Still, many, many sailors died or were permanently crippled by the disease. In its final stages, scurvy is truly horrible. Vitamin C is necessary for the human body to maintain connective tissue. Connective tissue might not seem particularly important, but it is literally what holds the human body together. In the latter stages of scurvy, old wounds re-open, once broken bones re-break, and the entire body begins to fall apart.
How horrible this must have been to people who did not understand that it was the result of the body not having crucial building materials at hand can only be imagined. Yet men continued to go to sea, in the hopes of riches and adventure.
It was not until 1753 when a Scottish surgeon in the Royal Navy, James Lind, first proved the disease could be treated with citrus fruit. He described his experiments in his 1753 book A Treatise of the Scurvy. Interestingly enough, Lind’s efforts to define and cure scurvy were the first “clinical trial” in medicine.
But his books was poorly written, and the medical establishment had already decided what it believed to be the cause of scurvy - notable hard work, bad water and the consumption of salt meat in a damp atmosphere. This certainly described life on board a ship, but it did not reveal the actual cause. Lind’s efforts to provide vitamin C to his subjects also were not successful – he boiled lemon juice to a concentrated state. Unfortunately the action of boiling also destroyed the vitamins.

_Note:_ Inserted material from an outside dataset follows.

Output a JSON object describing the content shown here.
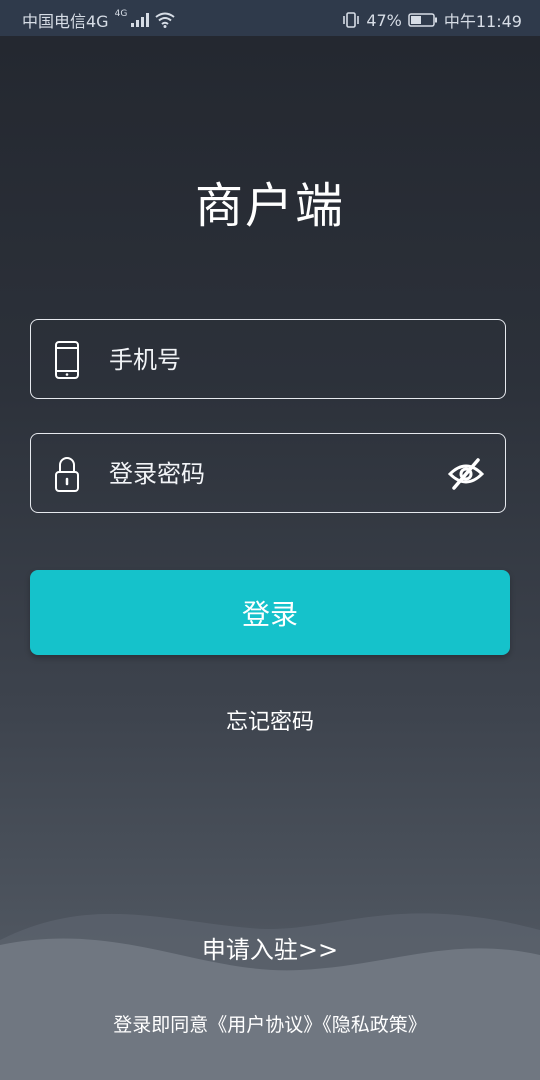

During Royal Navy expeditions, it was not uncommon for 2/3 of the crew to die from scurvy. Canny captains come up with their own remedies including British Vice Admiral Edward Vernon, known as “Old Grog” who added lime juice to his crew’s rum ration to control the disease.
The first long-range expedition free from scurvy was Captain Cook’s trip to the Pacific. Cook not only provided his men with preserved cabbage, in the form of sauerkraut, but as many fresh vegetables and fruit as he was able, but also insisted in scrupulous cleaning of the ship’s copper cooking pots, minimizing their vitamin-C leaching properties on other foods.
And the "scurvy dog" part? Well, diseases were a popular insult at the time. It wasn't uncommon to insult someone by saying that they were "poxy" meaning riddled with smallpox or marked by the disease. Such insults were used the way we might today refer to someone as an idiot.
And what has this to do with pirates? Well, as we have seen so often before, pirates operated from the bottom up – the opinions of the crew mattered as much or more than the leadership of the officers. For this reason, pirates often stopped on tropical islands to clean their ships, to party, and to consume native fruits and vegetables. Rum and fruit juice was an especial favorite. Pirates, you see, were much less likely to suffer from the disease.